The powerpoint, named the “risks in doing business in Iran,” was unequivocal in the fact that Huawei was working with 4 seperate, Iranian telecom companies. If—by the end of this presentation—these bankers still did not understand that the company had business dealings with Iran, they would have had to be chronically oblivious. These revelations call into question whether Meng misled the bank at all.

Furthermore, it’s important to remember that the conversations between Meng and the bank occurred in Hong Kong, and didn’t even involve the US. So there are legitimate questions as to whether the United States should even have jurisdiction over this – or if instead it’s flexing its “long-arm” to expand the scope of its jurisdiction to people and transactions without any connection to the US.

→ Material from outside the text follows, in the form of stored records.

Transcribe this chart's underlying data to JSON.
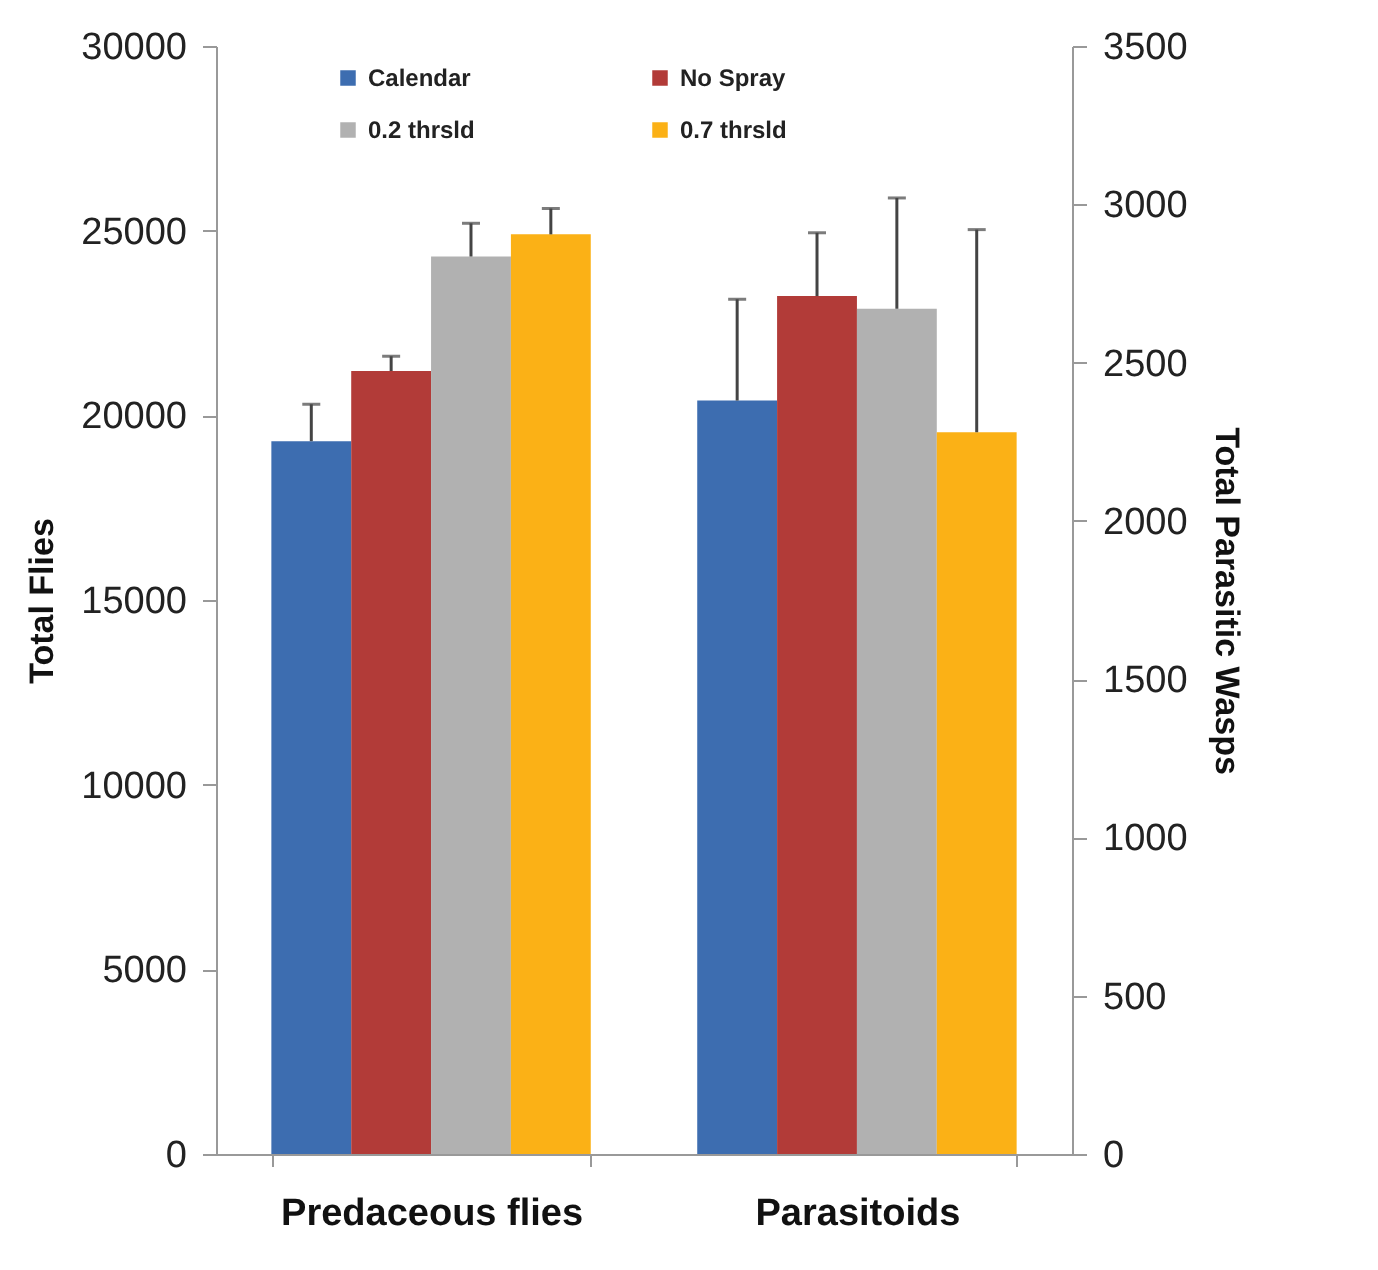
{
  "chart_data": {
    "type": "bar",
    "categories": [
      "Predaceous flies",
      "Parasitoids"
    ],
    "ylabel": "Total Flies",
    "ylim": [
      0,
      30000
    ],
    "yticks": [
      0,
      5000,
      10000,
      15000,
      20000,
      25000,
      30000
    ],
    "y2label": "Total Parasitic Wasps",
    "y2lim": [
      0,
      3500
    ],
    "y2ticks": [
      0,
      500,
      1000,
      1500,
      2000,
      2500,
      3000,
      3500
    ],
    "legend": "top",
    "series": [
      {
        "name": "Calendar",
        "color": "#3d6db0",
        "values": [
          19300,
          null
        ],
        "errors": [
          [
            19300,
            20300
          ],
          null
        ]
      },
      {
        "name": "No Spray",
        "color": "#b23b38",
        "values": [
          21200,
          null
        ],
        "errors": [
          [
            21200,
            21600
          ],
          null
        ]
      },
      {
        "name": "0.2 thrsld",
        "color": "#b1b1b1",
        "values": [
          24300,
          null
        ],
        "errors": [
          [
            24300,
            25200
          ],
          null
        ]
      },
      {
        "name": "0.7 thrsld",
        "color": "#fbb116",
        "values": [
          24900,
          null
        ],
        "errors": [
          [
            24900,
            25600
          ],
          null
        ]
      },
      {
        "color": "#3d6db0",
        "axis": "y2",
        "values": [
          null,
          2380
        ],
        "errors": [
          null,
          [
            2380,
            2700
          ]
        ]
      },
      {
        "color": "#b23b38",
        "axis": "y2",
        "values": [
          null,
          2710
        ],
        "errors": [
          null,
          [
            2710,
            2910
          ]
        ]
      },
      {
        "color": "#b1b1b1",
        "axis": "y2",
        "values": [
          null,
          2670
        ],
        "errors": [
          null,
          [
            2670,
            3020
          ]
        ]
      },
      {
        "color": "#fbb116",
        "axis": "y2",
        "values": [
          null,
          2280
        ],
        "errors": [
          null,
          [
            2280,
            2920
          ]
        ]
      }
    ]
  }
}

Finally, while conservative commentators have been consistently critical of the Iranian regime, Canada has never had US-style sanctions against Iran. In fact, around the same time as Meng’s was allegedly misleading the “victim” foreign bank, Prime Minister Trudeau was in fact trying to find ways to help Canadian companies like Bombardier sell more aerospace equipment to Iran.

Liberals in Canada have always had a soft spot for the Iranian regime, and so it must reek of hypocrisy to China and Meng’s lawyers that they are now going along with Trump’s attempts to prosecute Meng for allegedly doing the same thing for Huawei that Liberals have encouraged Canadian companies to do.

Charter Rights Violation

Whatever the merits of this argument may be, it is becoming increasingly clear that the extradition case will be dismissed through a legal technicality. This may take years, yet thanks to shoddy Canadian law-enforcement, a persuasive case can be made that Ms. Meng’s charter rights were abused.

In September of last year, Meng Wanzhou’s lawyers argued that Canadian police violated her charter rights to gather evidence against her. Ms. Meng, the defence argued, was questioned for three hours by authorities before her constitutional rights were invoked. This also contradicted the warrant the police had to arrest Ms. Meng, which stated that she should be arrested immediately.

According to Ms. Meng’s lawyer, in those three hours she repeatedly asked why she was being detained, yet received no answer. These apparent violations of Meng’s rights at the Vancouver airport will now also have to be weighed by Canadian courts and the government.

“She was not told she was the subject of an arrest warrant … she was not told this was a warrant that came out of the U.S. that had to do with activities some years ago,” said the defence lawyer.

According to Gary Botting, a lawyer who is one of Canada’s leading experts on extradition law, the case against Meng Wanzhou’ could go on for years—costing the Canadian taxpayer a significant amount of money. Perhaps this would all be justified if there was a significant case against the executive, yet it is now clear there isn't.